Once you have stopped the external manifestation, you must try to stop the cause — not of the emotion itself but of the expression. There is a difference. Emotion is one thing; expression is another. Try to find the difference.

Almost all our personal negative emotions are based on accusation: somebody else is guilty. If, by persistent thinking, we realise that nobody can be guilty against us, that we are the cause of all that happens to us, that changes things — not at once, certainly, because many times this realisation will come too late. But after some time this right thinking, this creating of right attitude or point of view, can become a permanent process; then negative emotions will appear only occasionally. Exactly by being permanent, this process of right thinking has power over negative emotions: it catches them in the beginning.

Power of Thought

From one point of view, we are so mechanical that we can do nothing; but from another point of view there are several things which we can begin to do. We have certain possibilities in us, only we do not use them. It is true that we cannot 'do' anything in the sense that we cannot change what we feel at any given moment, but we can make ourselves think about a subject at a given moment. This is the beginning. We must know what is possible and begin from that, because then the possibility to do something, instead of letting things happen, will gradually increase.

We do not realise what enormous power lies in thinking. I do not mean that as a philosophical explanation of power. The power lies in the fact that, if we always think rightly about certain things, we can make it permanent — it grows into a permanent attitude. You may find some inclination to wrong emotional manifestations of some kind. Just at that moment you can do nothing; you have educated in yourself the capacity for this kind of reaction by wrong thinking. But if you start from right thinking, then after some time you will educate in yourself the capacity for a different reaction. Only this method has to be understood, and this understanding must be quite deep.

You can apply this method to many different things. This is really the one thing you can do. You can 'do' nothing else. There is no direct way to struggle with negative manifestations because you cannot catch them; and there is no way to prevent them except by being prepared for them beforehand. But a passing realisation that they are wrong will not help; it must be very deep, otherwise you will have an equally difficult process to prepare the ground for another manifestation. You do not realise how much you lose by these spontaneous manifestations of a negative character. They make so many things impossible.

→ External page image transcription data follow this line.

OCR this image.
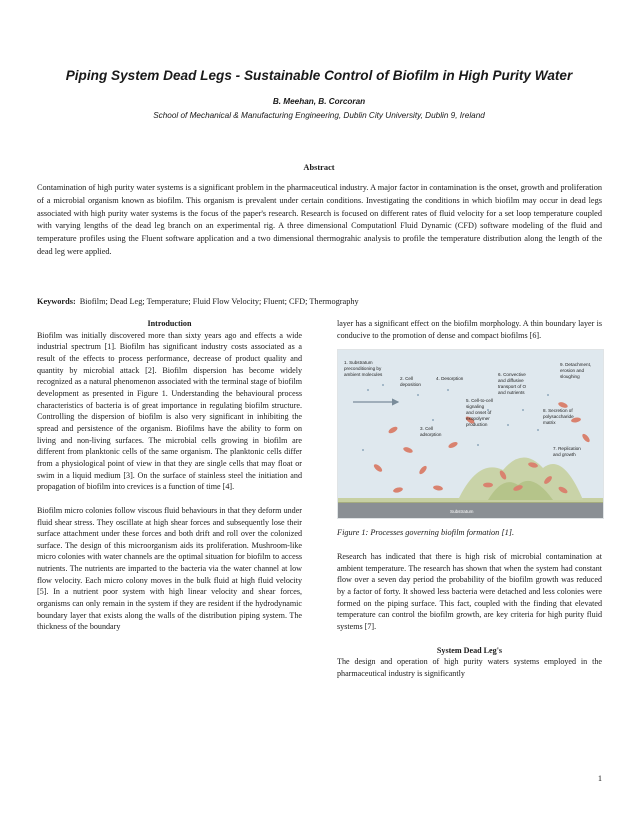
Piping System Dead Legs - Sustainable Control of Biofilm in High Purity Water
B. Meehan, B. Corcoran
School of Mechanical & Manufacturing Engineering, Dublin City University, Dublin 9, Ireland
Abstract

Contamination of high purity water systems is a significant problem in the pharmaceutical industry. A major factor in contamination is the onset, growth and proliferation of a microbial organism known as biofilm. This organism is prevalent under certain conditions. Investigating the conditions in which biofilm may occur in dead legs associated with high purity water systems is the focus of the paper's research. Research is focused on different rates of fluid velocity for a set loop temperature coupled with varying lengths of the dead leg branch on an experimental rig. A three dimensional Computationl Fluid Dynamic (CFD) software modeling of the fluid and temperature profiles using the Fluent software application and a two dimensional thermograhic analysis to profile the temperature distribution along the length of the dead leg were applied.

Keywords: Biofilm; Dead Leg; Temperature; Fluid Flow Velocity; Fluent; CFD; Thermography

Introduction

Biofilm was initially discovered more than sixty years ago and effects a wide industrial spectrum [1]. Biofilm has significant industry costs associated as a result of the effects to process performance, decrease of product quality and quantity by microbial attack [2]. Biofilm dispersion has become widely recognized as a natural phenomenon associated with the terminal stage of biofilm development as presented in Figure 1. Understanding the behavioural process characteristics of bacteria is of great importance in regulating biofilm structure. Controlling the dispersion of biofilm is also very significant in inhibiting the spread and persistence of the organism. Biofilms have the ability to form on living and non-living surfaces. The microbial cells growing in biofilm are different from planktonic cells of the same organism. The planktonic cells differ from a physiological point of view in that they are single cells that may float or swim in a liquid medium [3]. On the surface of stainless steel the initiation and propagation of biofilm into crevices is a function of time [4].

Biofilm micro colonies follow viscous fluid behaviours in that they deform under fluid shear stress. They oscillate at high shear forces and subsequently lose their surface attachment under these forces and both drift and roll over the colonized surface. The design of this microorganism aids its proliferation. Mushroom-like micro colonies with water channels are the optimal situation for biofilm to access nutrients. The nutrients are imparted to the bacteria via the water channel at low flow velocity. Each micro colony moves in the bulk fluid at high fluid velocity [5]. In a nutrient poor system with high linear velocity and shear forces, organisms can only remain in the system if they are resident if the hydrodynamic boundary layer that exists along the walls of the distribution piping system. The thickness of the boundary

layer has a significant effect on the biofilm morphology. A thin boundary layer is conducive to the promotion of dense and compact biofilms [6].

1. Substratum
preconditioning by
ambient molecules
2. Cell
deposition
4. Desorption
3. Cell
adsorption
5. Cell-to-cell
signaling
and onset of
exopolymer
production
6. Convective
and diffusive
transport of O
and nutrients
7. Replication
and growth
8. Secretion of
polysaccharide
matrix
9. Detachment,
erosion and
sloughing
Substratum
Figure 1: Processes governing biofilm formation [1].

Research has indicated that there is high risk of microbial contamination at ambient temperature. The research has shown that when the system had constant flow over a seven day period the probability of the biofilm growth was reduced by a factor of forty. It showed less bacteria were detached and less colonies were formed on the piping surface. This fact, coupled with the finding that elevated temperature can control the biofilm growth, are key criteria for high purity fluid systems [7].

System Dead Leg's

The design and operation of high purity waters systems employed in the pharmaceutical industry is significantly

1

The fact that you begin to think rightly will not change anything straight away. It is necessary to think rightly for a long time; then results will come — but not at once. It is a question of months or years to create right attitudes. By creating right attitudes you consolidate the fact that you have really and seriously decided not to give way to negative manifestations. We do not realise how much we lose in this way. We lose exactly what we want to gain.

But first of all you must stop the habit of expressing negative emotions. This is why, in the very first lectures, when you hear about self-observation, it is explained that you must learn not to express negative emotions. Everybody knows how not to show what they feel — I do not mean in exceptional cases, but in ordinary cases. All negativeness is based on identification, imagination, and on one particular feature, namely, allowing yourself to express it. You always believe you cannot stop it and therefore feel it is quite right to show what you feel. So first you must get rid of this illusion. You can stop the manifestation of negative emotions. If you say, 'I don't want to', I will believe you; but not if you say 'I cannot'.

I have given you suggestions for work with emotions: study, struggle with identification, struggle with the expression of negative emotion, right thinking about negative emotions — four practices. If you really use all that is given, quite soon you will see perceptible results. Real control of emotional centre needs self-remembering, a new state of consciousness, so it is a long way off; now we must use auxiliary methods. The most important of them in the beginning is developing a right attitude.